U.S. stocks ended near session highs on Tuesday after Federal Reserve Chairman Ben Bernanke finished speaking and Wall Street’s gaze returned to solid results from Goldman Sachs Group Inc. (NYSE:GS) and Coca-Cola Co. (NYSE:KO). The Dow Jones industrial average was up 78.33 points, or 0.62 percent, at 12,805.54. The Standard & Poor’s 500 Index was up 10.03 points, or 0.74 percent, at 1,363.67. The Nasdaq Composite Index was up 13.10 points, or 0.45 percent, at 2,910.04.

Federal Reserve Chairman Ben Bernanke sketched out for members of Congress on Tuesday the weaker economic outlook and stressed that the central bank was prepared to take further action to try to give the recovery a jolt. Bernanke said that the reduction in the unemployment rate will likely be “frustratingly slow.”

Goldman posted a profit of $962 million, compared with a year-earlier profit of $1.09 billion. Earnings per share–reflecting the payment of preferred dividends–fell to $1.78 from $1.85 a year earlier. Analysts polled by Thomson Reuters expected $1.16 a share. Net revenue fell 9% to $6.63 billion. Analysts expected $6.28 billion in revenue.

Coca-Cola Co.’s (NYSE:KO) second-quarter earnings slipped 0.4% on higher costs, though increased unit case volume contributed to stronger-than- expected revenue growth. Coca-Cola reported a profit of $2.79 billion, or $1.21 a share, down from $2.8 billion, or $1.20 a share, a year earlier. Revenue rose 2.7% to $13.09 billion.

Yahoo Inc (YHOO) reported flat net revenue and a slight decline in profit during the second quarter. Yahoo’s second-quarter net income was $226.6 million, or 18 cents a share, down slightly from roughly $237 million, or 18 cents a share, in the year ago period. Net revenue was $1.081 billion in the three months ended June 30, compared to $1.076 billion at this time last year.
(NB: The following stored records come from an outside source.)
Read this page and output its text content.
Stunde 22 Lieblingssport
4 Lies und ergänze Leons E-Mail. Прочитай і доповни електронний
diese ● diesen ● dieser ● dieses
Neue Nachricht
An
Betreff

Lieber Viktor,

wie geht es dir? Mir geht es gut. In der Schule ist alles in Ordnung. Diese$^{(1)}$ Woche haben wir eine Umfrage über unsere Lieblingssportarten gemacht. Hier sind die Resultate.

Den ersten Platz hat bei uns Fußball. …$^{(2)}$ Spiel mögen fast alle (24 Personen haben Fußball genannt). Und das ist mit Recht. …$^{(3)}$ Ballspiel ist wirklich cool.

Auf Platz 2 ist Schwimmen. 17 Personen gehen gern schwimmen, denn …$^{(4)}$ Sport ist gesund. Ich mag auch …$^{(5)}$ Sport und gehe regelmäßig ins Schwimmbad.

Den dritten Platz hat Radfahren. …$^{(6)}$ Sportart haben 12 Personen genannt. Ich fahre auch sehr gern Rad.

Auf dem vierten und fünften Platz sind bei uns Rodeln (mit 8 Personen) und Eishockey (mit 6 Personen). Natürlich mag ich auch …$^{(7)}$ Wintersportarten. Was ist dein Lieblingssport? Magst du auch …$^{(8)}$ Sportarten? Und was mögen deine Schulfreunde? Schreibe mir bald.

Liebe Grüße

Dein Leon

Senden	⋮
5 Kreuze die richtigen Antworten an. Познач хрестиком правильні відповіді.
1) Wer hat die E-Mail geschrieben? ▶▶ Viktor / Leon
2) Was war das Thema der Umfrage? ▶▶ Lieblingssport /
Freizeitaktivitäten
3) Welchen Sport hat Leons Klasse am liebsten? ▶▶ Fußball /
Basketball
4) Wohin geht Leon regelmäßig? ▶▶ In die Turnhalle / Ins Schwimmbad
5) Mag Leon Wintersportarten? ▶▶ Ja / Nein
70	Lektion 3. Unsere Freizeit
Intel Corp.’s INTC +0.99%second-quarter profit fell 4.3% despite an increase in revenue as the chip maker logged a jump in operating expenses. Intel reported a profit of $2.83 billion, down from $2.95 billion a year earlier. Revenue improved 3.6% to $13.5 billion, in line with the company’s previous guidance of $13.1 billion to $14.1 billion.